If you get a reverse mortgage of any kind, you get a loan in which you borrow against the equity in your home. You keep the title to your home. Instead of paying monthly mortgage payments, though, you get an advance on part of your home equity. The money you get usually is not taxable, and it generally won’t affect your Social Security or Medicare benefits. When the last surviving borrower dies, sells the home, or no longer lives in the home as a principal residence, the loan has to be repaid. In certain situations, (a warning here), a non-borrowing spouse may be able to remain in the home. Here are some things to consider about reverse mortgages:
•There are fees and other costs. Reverse mortgage lenders generally charge an origination fee and other closing costs, as well as servicing fees over the life of the mortgage. Some also charge mortgage insurance premiums (for federally-insured HECMs). The fees tend to be higher than for regular mortgages.
•You owe more over time. As you get money through your reverse mortgage, interest is added onto the balance you owe each month. That means the amount you owe grows as the interest on your loan adds up over time.

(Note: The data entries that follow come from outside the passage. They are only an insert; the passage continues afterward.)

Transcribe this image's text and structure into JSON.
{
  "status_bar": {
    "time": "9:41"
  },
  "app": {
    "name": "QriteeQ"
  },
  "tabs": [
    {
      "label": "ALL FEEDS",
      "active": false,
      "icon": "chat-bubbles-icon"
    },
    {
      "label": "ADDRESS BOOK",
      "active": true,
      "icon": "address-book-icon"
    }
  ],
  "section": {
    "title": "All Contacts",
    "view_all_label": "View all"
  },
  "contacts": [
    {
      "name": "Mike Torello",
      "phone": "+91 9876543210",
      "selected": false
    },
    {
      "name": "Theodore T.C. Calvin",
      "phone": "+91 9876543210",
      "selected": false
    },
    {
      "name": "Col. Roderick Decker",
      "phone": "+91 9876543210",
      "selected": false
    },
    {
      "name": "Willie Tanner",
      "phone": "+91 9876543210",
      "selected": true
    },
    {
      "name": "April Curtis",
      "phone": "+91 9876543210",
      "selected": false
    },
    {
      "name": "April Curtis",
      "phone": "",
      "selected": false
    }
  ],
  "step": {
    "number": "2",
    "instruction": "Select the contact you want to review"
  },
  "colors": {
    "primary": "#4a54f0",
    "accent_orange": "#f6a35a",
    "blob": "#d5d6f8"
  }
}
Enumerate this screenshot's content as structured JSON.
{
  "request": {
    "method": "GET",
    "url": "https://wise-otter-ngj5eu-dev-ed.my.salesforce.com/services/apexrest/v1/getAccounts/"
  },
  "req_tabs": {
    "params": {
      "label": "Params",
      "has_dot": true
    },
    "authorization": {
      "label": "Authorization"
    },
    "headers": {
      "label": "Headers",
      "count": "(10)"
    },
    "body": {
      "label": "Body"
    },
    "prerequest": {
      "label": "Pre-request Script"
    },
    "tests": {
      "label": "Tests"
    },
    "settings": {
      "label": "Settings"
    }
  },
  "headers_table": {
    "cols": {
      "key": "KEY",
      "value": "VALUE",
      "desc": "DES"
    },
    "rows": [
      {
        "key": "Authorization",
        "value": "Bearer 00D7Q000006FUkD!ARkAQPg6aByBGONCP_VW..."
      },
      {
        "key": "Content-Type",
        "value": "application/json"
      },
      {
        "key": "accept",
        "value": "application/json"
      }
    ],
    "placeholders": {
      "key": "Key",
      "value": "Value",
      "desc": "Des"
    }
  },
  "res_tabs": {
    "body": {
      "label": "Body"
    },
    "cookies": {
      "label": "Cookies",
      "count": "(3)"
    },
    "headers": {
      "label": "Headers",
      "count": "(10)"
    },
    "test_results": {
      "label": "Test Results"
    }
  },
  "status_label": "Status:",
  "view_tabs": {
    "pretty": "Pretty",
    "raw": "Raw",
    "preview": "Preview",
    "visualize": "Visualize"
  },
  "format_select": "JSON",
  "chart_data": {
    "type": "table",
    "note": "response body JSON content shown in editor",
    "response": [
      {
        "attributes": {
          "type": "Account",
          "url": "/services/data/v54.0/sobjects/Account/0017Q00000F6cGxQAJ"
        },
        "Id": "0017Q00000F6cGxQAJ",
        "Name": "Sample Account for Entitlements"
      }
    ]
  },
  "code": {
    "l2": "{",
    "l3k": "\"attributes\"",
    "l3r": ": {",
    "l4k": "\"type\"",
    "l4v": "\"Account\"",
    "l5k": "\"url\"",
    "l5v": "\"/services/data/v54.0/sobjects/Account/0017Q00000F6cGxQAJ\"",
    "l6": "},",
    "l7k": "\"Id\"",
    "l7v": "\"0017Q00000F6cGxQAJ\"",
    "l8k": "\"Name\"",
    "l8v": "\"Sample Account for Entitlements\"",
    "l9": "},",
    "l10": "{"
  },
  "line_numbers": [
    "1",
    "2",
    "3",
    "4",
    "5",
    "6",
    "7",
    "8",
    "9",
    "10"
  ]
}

•Interest rates may change over time. Most reverse mortgages have variable rates, which are tied to a financial index and change with the market. Variable rate loans tend to give you more options on how you get your money through the reverse mortgage. Some reverse mortgages – mostly HECMs – offer fixed rates, but they tend to require you to take your loan as a lump sum at closing. Often, the total amount you can borrow is less than you could get with a variable rate loan.
•Interest is not tax deductible each year. Interest on reverse mortgages is not deductible on income tax returns – until the loan is paid off, either partially or in full.
•You have to pay other costs related to your home. In a reverse mortgage, you keep the title to your home. That means you are responsible for property taxes, insurance, utilities, fuel, maintenance, and other expenses. And, if you don’t pay your property taxes, keep homeowner’s insurance, or maintain your home, the lender might require you to repay your loan. A financial assessment is required when you apply for the mortgage. As a result, your lender may require a “set-aside” amount to pay your taxes and insurance during the loan. The “set-aside” reduces the amount of funds you can get in payments. You are still responsible for maintaining your home.
•What happens to your spouse? With HECM loans, if you signed the loan paperwork and your spouse didn’t, in certain situations, your spouse may continue to live in the home even after you die if he or she pays taxes and insurance, and continues to maintain the property. But your spouse will stop getting money from the HECM, since he or she wasn’t part of the loan agreement.
•What can you leave to your heirs? Reverse mortgages can use up the equity in your home, which means fewer assets for you and your heirs. Most reverse mortgages have something called a “non-recourse” clause. This means that you, or your estate, can’t owe more than the value of your home when the loan becomes due and the home is sold. With a HECM, generally, if you or your heirs want to pay off the loan and keep the home rather than sell it, you would not have to pay more than the appraised value of the home.
Depending on your current situation, a reverse mortgage may be just the thing you need to ensure your retirement is free from the stress of a mortgage payment. However, before proceeding in that direction, ask lots of questions and be sure you understand how it will impact you and your heirs over the long term. If structured properly, it can be a life saver, if not, it can be a life destroyer!